Une mention explicite de l’assistance automatisée peut être pertinente lorsque l’outil joue un rôle substantiel. Elle devient particulièrement utile pour une image synthétique, une traduction intégrale, une voix clonée ou une simulation présentée dans un contexte pédagogique. Pour une correction orthographique, une déclaration systématique risquerait de surcharger la lecture sans renseigner utilement le public.
Le niveau de transparence peut être déterminé selon trois critères : le risque de tromperie, l’importance de la transformation et l’influence du contenu sur une décision. Une publication de recrutement, une recommandation financière ou une information médicale appelle une validation plus stricte qu’un message annonçant un changement d’horaire.

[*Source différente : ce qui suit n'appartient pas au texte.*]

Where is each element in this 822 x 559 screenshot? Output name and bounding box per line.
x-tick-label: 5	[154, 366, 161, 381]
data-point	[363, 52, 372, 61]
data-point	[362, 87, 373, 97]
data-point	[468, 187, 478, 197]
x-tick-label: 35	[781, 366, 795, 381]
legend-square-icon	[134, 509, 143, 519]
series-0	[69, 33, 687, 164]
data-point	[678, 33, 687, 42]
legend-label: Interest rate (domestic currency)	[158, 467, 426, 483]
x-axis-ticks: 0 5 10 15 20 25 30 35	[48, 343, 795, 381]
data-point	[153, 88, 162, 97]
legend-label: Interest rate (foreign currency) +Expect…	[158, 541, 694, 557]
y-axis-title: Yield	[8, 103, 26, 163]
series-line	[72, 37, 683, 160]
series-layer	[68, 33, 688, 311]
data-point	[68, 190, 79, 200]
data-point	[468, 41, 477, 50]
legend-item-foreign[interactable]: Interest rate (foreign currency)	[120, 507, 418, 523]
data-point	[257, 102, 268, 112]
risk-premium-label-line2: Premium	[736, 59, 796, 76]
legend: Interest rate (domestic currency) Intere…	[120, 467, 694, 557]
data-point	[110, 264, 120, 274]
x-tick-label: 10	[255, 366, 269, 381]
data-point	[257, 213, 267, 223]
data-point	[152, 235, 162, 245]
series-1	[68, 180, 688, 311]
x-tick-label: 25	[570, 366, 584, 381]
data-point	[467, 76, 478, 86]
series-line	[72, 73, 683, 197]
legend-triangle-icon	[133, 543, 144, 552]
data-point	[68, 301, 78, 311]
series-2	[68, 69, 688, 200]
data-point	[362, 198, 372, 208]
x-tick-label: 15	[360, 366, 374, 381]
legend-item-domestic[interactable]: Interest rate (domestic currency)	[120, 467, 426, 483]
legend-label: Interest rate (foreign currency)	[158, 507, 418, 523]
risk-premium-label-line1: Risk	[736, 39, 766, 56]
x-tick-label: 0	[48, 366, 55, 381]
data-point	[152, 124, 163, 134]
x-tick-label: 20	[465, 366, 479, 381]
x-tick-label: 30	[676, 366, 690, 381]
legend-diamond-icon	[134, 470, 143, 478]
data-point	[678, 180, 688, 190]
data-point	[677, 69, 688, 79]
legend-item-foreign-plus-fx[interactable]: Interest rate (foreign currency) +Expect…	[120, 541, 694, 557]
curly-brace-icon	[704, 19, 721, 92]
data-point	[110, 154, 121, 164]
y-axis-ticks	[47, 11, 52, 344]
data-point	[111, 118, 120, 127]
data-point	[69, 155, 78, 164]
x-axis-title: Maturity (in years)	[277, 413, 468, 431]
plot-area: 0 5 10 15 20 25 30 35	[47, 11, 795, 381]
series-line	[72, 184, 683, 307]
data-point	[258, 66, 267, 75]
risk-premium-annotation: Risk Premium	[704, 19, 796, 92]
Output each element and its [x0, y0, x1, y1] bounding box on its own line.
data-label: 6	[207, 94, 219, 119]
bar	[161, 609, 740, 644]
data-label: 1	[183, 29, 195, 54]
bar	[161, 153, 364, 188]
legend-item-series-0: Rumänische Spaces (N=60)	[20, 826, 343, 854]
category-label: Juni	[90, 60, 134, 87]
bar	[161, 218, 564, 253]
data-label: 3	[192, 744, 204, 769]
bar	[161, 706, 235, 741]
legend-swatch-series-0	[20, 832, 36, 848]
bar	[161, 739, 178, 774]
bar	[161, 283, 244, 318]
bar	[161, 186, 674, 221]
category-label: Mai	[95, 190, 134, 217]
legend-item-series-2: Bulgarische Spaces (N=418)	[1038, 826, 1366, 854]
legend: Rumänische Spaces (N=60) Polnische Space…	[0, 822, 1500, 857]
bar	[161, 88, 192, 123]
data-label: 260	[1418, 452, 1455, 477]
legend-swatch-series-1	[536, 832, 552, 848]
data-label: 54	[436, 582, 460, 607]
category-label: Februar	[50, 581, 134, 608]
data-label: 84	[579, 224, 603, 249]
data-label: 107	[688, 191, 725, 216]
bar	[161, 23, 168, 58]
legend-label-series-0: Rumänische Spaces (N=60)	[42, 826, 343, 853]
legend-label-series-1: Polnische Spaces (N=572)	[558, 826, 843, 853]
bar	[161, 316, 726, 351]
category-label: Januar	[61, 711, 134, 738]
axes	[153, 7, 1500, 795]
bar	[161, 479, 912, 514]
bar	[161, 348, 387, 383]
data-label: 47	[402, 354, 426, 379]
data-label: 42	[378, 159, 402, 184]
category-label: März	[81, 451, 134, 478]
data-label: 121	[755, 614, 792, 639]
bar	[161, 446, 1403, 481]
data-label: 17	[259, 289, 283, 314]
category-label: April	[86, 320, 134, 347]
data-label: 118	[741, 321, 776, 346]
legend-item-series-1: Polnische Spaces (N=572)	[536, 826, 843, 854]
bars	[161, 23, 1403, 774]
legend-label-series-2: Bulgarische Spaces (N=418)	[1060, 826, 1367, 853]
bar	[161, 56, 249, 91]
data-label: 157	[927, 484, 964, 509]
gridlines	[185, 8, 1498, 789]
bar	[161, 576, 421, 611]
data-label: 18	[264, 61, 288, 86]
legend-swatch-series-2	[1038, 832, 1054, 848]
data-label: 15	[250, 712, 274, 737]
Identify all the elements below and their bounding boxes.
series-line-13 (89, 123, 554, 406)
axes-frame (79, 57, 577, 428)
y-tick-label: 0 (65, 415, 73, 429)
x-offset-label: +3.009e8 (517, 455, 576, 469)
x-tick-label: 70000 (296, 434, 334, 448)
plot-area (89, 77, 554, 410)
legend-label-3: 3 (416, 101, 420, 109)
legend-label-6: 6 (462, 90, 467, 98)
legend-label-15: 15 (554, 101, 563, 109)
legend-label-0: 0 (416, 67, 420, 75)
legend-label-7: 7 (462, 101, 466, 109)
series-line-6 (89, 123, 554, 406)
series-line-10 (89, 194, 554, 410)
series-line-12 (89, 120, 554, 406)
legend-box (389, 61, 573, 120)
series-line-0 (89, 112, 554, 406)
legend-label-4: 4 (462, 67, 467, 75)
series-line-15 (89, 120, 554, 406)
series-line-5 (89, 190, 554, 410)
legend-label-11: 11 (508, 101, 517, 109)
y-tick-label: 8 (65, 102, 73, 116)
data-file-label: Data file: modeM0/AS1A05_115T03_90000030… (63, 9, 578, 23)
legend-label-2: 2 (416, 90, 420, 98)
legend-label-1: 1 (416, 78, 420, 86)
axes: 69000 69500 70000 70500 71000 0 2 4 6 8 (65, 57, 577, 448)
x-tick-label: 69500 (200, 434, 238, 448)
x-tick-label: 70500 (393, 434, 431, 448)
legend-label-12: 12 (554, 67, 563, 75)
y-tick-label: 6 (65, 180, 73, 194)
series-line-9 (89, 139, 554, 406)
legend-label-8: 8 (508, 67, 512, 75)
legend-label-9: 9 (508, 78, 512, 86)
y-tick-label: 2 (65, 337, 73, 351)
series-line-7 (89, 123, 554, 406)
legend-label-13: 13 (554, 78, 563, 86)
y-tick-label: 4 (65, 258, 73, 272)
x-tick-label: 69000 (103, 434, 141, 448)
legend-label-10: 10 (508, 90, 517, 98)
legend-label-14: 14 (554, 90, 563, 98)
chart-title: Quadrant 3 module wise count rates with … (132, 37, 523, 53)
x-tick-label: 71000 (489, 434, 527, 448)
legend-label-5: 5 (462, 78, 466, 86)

Les pratiques recommandées aux utilisateurs de LinkedIn
- Vérifier la source de chaque chiffre, citation et affirmation avant publication.
- Ajouter une expérience identifiable, une méthode ou une donnée contextualisée.
- Relire le texte à voix haute afin de repérer les répétitions et les formules mécaniques.
- Éviter l’automatisation massive des commentaires et des demandes de connexion.
- Examiner les signaux disponibles dans le tableau de bord de l’auteur.
- Utiliser le bouton « Seems like AI slop » avec discernement et sur la base du contenu complet.
- Déclarer l’usage d’un média synthétique lorsqu’il peut modifier la compréhension du public.
Le scénario le plus probable repose sur une modération graduelle. Les contenus identifiés comme faibles perdront surtout de la visibilité dans les recommandations, tandis que les violations graves continueront de relever des procédures classiques. Cette approche permet à LinkedIn de préserver les usages productifs de l’intelligence artificielle tout en rendant la publication industrielle moins rentable.
Le bouton fournira aussi des données d’entraînement propres à la plateforme. Les membres définissent, par leurs réactions, les formes de discours qu’ils considèrent comme artificielles. LinkedIn devra contrôler les biais de ce corpus, car une préférence collective pour un style informel pourrait défavoriser des communications institutionnelles pourtant exactes et utiles.
On en dit Quoi ?
Le bouton innovant de LinkedIn constitue un outil pertinent pour réduire la visibilité des productions automatisées sans valeur identifiable. Son point fort réside dans l’association du jugement humain avec les signaux techniques déjà exploités par la plateforme. Sa faiblesse vient du caractère subjectif de l’expression « AI slop », qui peut entraîner des signalements injustifiés. LinkedIn devrait publier des règles de traitement, des statistiques d’erreur et une procédure de recours avant que cet indicateur ait des conséquences importantes sur la distribution d’un compte.
Note éditoriale : les dates exactes de publication, de source et d’événement n’ayant pas été fournies, ce traitement adopte une formulation atemporelle et n’attribue aucune date non confirmée au déploiement.